Convert the layer arrays to `dlnetwork` objects

在MATLAB中为了使用自定义的训练过程，并且使用MATLAB提供的自动微分技术，需要将网络结构转换为dlnetwork对象：

netE = dlnetwork(layersE);
netD = dlnetwork(layersD);

Define Model Loss Function

自定义损失函数modelLoss，该损失函数返回模型损失值和损失值关于网络参数的梯度：

function [loss, gradientsE, gradientsD] = modelLoss(netE, netD, X)

% Forward through encoder.
[Z, mu, logSigmaSq] = forward(netE, X);

% Forward through decoder.
Y = forward(netD, Z);

% Calculate loss and gradients.
loss = elboLoss(Y, X, mu, logSigmaSq);
[gradientsE, gradientsD] = dlgradient(loss, netE.Learnables, netD.Learnables);
end

modelLoss函数的输入输出：

netE和netD分别表示encoder和decoder网络；
X为输入数据的mini-batch；
loss为模型损失；
gradientsE和gradentsD分别为损失函数关于encoder和decoder网络参数的梯度。

该函数将训练图像传入到encoder中，并且将图像所对应的encoding输入到decoder中，以计算损失值。

损失值函数采用的是自定义损失函数elboLoss：

function loss = elboLoss(Y, T, mu, logSigmaSq)

% Reconstruction loss.
reconstructionLoss = mse(Y, T);

% KL divergence.
KL = -0.5 * sum(1 + logSigmaSq - mu.^2 - exp(logSigmaSq),1);
KL = mean(KL);

% Combined loss.
loss = reconstructionLoss + KL;

end

elboLoss函数的输入：

Y，生成图像；
X，训练图像；
mu和logSigmaSq，分别是encoder的mean和log-variances；

该函数基于以上输入计算evidence lower bound(ELBO) loss。该损失函数的计算路径如下图所示：

ELBO损失总体上可以分为两个损失项： $\mathrm{ELBO\ loss}=\mathrm{reconstrcution\ loss}+\mathrm{KL\ loss}\notag$

其中，$\mathrm{reconstruction}$损失使用mean-squared error(MSE)计算生成图像和生成图像之间的差距：

\[\mathrm{reconstruction\ loss}=\mathrm{MSE(reconstructed\ image,\ input\ image)}\notag\]

$\mathrm{KL\ loss}$，或者称为Kullback–Leibler divergence(KL 散度)，衡量了两个概率分布之间的差异。在这里最小化KL散度，意味着保证学习到的means和variances尽可能接近目标分布（ie 正态分布）。
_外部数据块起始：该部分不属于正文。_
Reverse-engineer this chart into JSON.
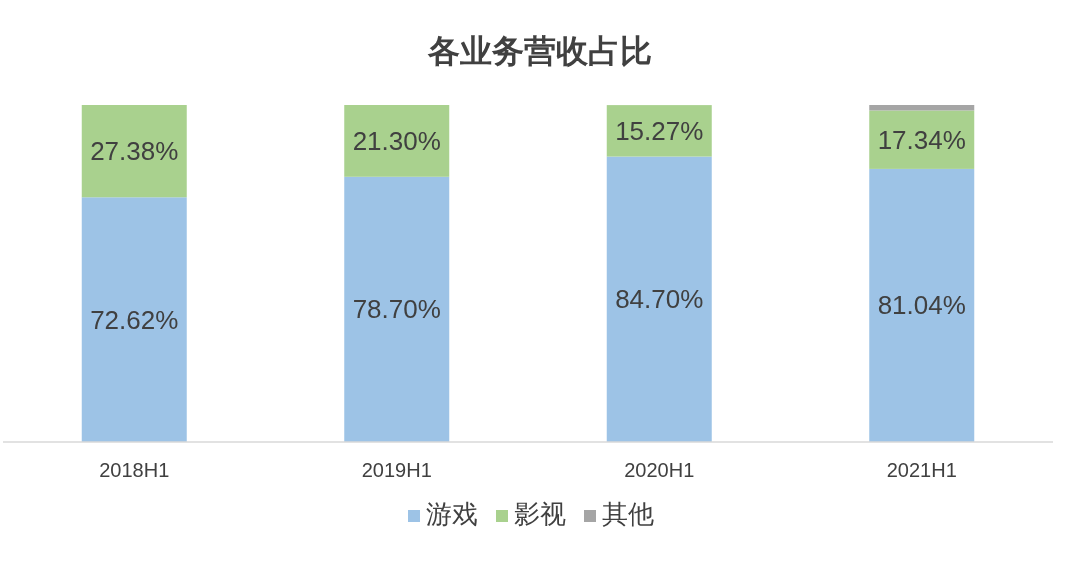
{
  "chart_data": {
    "type": "bar",
    "title": "各业务营收占比",
    "stacked": true,
    "legend": "bottom",
    "categories": [
      "2018H1",
      "2019H1",
      "2020H1",
      "2021H1"
    ],
    "series": [
      {
        "name": "游戏",
        "color": "#9dc3e6",
        "values": [
          72.62,
          78.7,
          84.7,
          81.04
        ],
        "value_labels": [
          "72.62%",
          "78.70%",
          "84.70%",
          "81.04%"
        ]
      },
      {
        "name": "影视",
        "color": "#a9d18e",
        "values": [
          27.38,
          21.3,
          15.27,
          17.34
        ],
        "value_labels": [
          "27.38%",
          "21.30%",
          "15.27%",
          "17.34%"
        ]
      },
      {
        "name": "其他",
        "color": "#a5a5a5",
        "values": [
          0,
          0,
          0,
          1.62
        ],
        "value_labels": [
          null,
          null,
          null,
          null
        ]
      }
    ]
  }
}
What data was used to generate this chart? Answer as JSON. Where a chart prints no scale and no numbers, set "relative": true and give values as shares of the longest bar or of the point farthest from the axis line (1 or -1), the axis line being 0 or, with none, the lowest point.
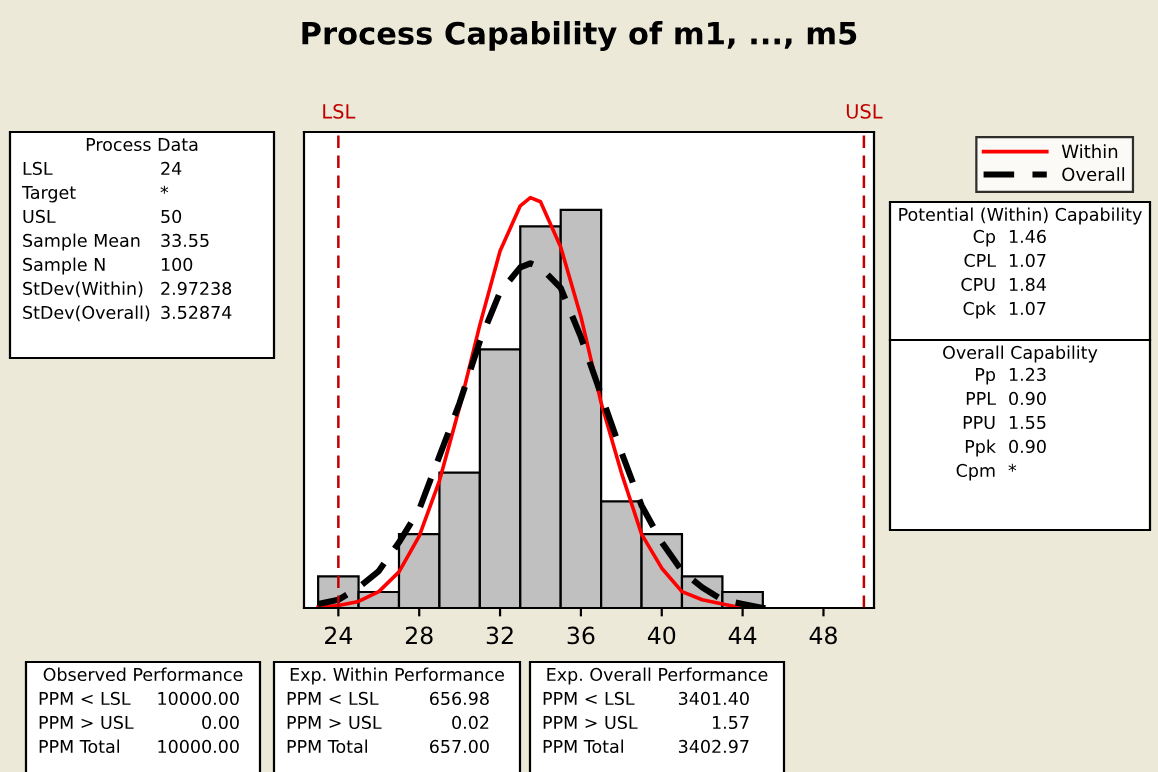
{
  "chart_data": {
    "type": "histogram",
    "title": "Process Capability of m1, ..., m5",
    "relative": true,
    "bins": [
      23,
      25,
      27,
      29,
      31,
      33,
      35,
      37,
      39,
      41,
      43,
      45
    ],
    "values": [
      0.077,
      0.039,
      0.18,
      0.33,
      0.63,
      0.93,
      0.97,
      0.26,
      0.18,
      0.077,
      0.039
    ],
    "color": "#c0c0c0",
    "series": [
      {
        "type": "line",
        "name": "Within",
        "color": "#ff0000",
        "line_style": "solid",
        "x": [
          23,
          24,
          25,
          26,
          27,
          28,
          29,
          30,
          31,
          32,
          33,
          33.5,
          34,
          35,
          36,
          37,
          38,
          39,
          40,
          41,
          42,
          43,
          44,
          45
        ],
        "values": [
          0.002,
          0.006,
          0.016,
          0.04,
          0.088,
          0.175,
          0.31,
          0.49,
          0.69,
          0.87,
          0.98,
          1,
          0.99,
          0.88,
          0.71,
          0.5,
          0.33,
          0.18,
          0.097,
          0.04,
          0.02,
          0.01,
          0.0,
          0.0
        ]
      },
      {
        "type": "line",
        "name": "Overall",
        "color": "#000000",
        "line_style": "dashed",
        "x": [
          23,
          24,
          25,
          26,
          27,
          28,
          29,
          30,
          31,
          32,
          33,
          33.5,
          34,
          35,
          36,
          37,
          38,
          39,
          40,
          41,
          42,
          43,
          44,
          45,
          46
        ],
        "values": [
          0.01,
          0.02,
          0.05,
          0.09,
          0.16,
          0.24,
          0.37,
          0.5,
          0.65,
          0.77,
          0.83,
          0.84,
          0.83,
          0.78,
          0.66,
          0.52,
          0.38,
          0.25,
          0.16,
          0.09,
          0.05,
          0.02,
          0.01,
          0.0,
          0.0
        ]
      }
    ],
    "xlim": [
      22.3,
      50.5
    ],
    "xticks": [
      24,
      28,
      32,
      36,
      40,
      44,
      48
    ],
    "ref_lines": [
      {
        "axis": "x",
        "value": 24,
        "label": "LSL",
        "color": "#c00000",
        "line_style": "dashed"
      },
      {
        "axis": "x",
        "value": 50,
        "label": "USL",
        "color": "#c00000",
        "line_style": "dashed"
      }
    ],
    "legend": "top right",
    "grid": false,
    "annotations": [
      "Process Data\nLSL 24\nTarget *\nUSL 50\nSample Mean 33.55\nSample N 100\nStDev(Within) 2.97238\nStDev(Overall) 3.52874",
      "Potential (Within) Capability\nCp 1.46\nCPL 1.07\nCPU 1.84\nCpk 1.07",
      "Overall Capability\nPp 1.23\nPPL 0.90\nPPU 1.55\nPpk 0.90\nCpm *",
      "Observed Performance\nPPM < LSL 10000.00\nPPM > USL 0.00\nPPM Total 10000.00",
      "Exp. Within Performance\nPPM < LSL 656.98\nPPM > USL 0.02\nPPM Total 657.00",
      "Exp. Overall Performance\nPPM < LSL 3401.40\nPPM > USL 1.57\nPPM Total 3402.97"
    ]
  }
}
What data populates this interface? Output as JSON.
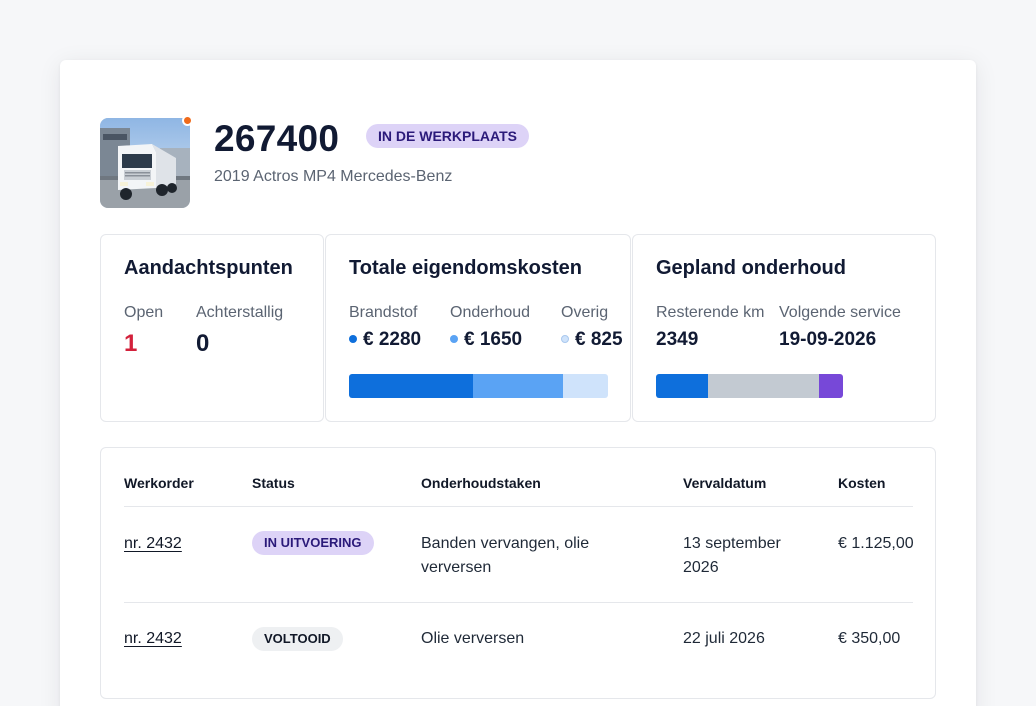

‍♂️注意‍♀️：这里展现了VAE一个重要的假设，即假设encoder所输出的coding是服从正态分布的。

对于具有K个维度的latent vector，其KL散度的计算公式为：

\[\mathrm{KL\ loss}=-0.5\times\sum_{i=1}^K(1+\log(\sigma_i^2)-\mu_i^2-\sigma_i^2)\notag\]

包含KL散度损失项的实际效果是将基于reconstruction loss学习到的clusters紧紧地围绕在latent space地中心，行程一个连续的采样空间。

Define Model Predictions Function and Mini Batch Preprocessing Function

定义模型的预测函数modelPredictions，该函数用于输出整个mini-batch的生成图像数据：

function Y = modelPredictions(netE,netD,mbq)

Y = [];

% Loop over mini-batches.
while hasdata(mbq)
    X = next(mbq);

    % Forward through encoder.
    Z = predict(netE, X);

    % Forward through dencoder.
    XGenerated = predict(netD, Z);

    % Extract and concatenate predictions.
    Y = cat(4, Y, extractdata(XGenerated));
end

end

该函数的输入输出：

netE和netD分别表示encoder和decoder网络；
mbq表示一个mini-batch；
Y为生成图像数据矩阵；

定义mini-batch预处理函数preprocessMiniBath，该函数preprocesses a mini-batch of predictors by concatenating the input along the fourth dimension.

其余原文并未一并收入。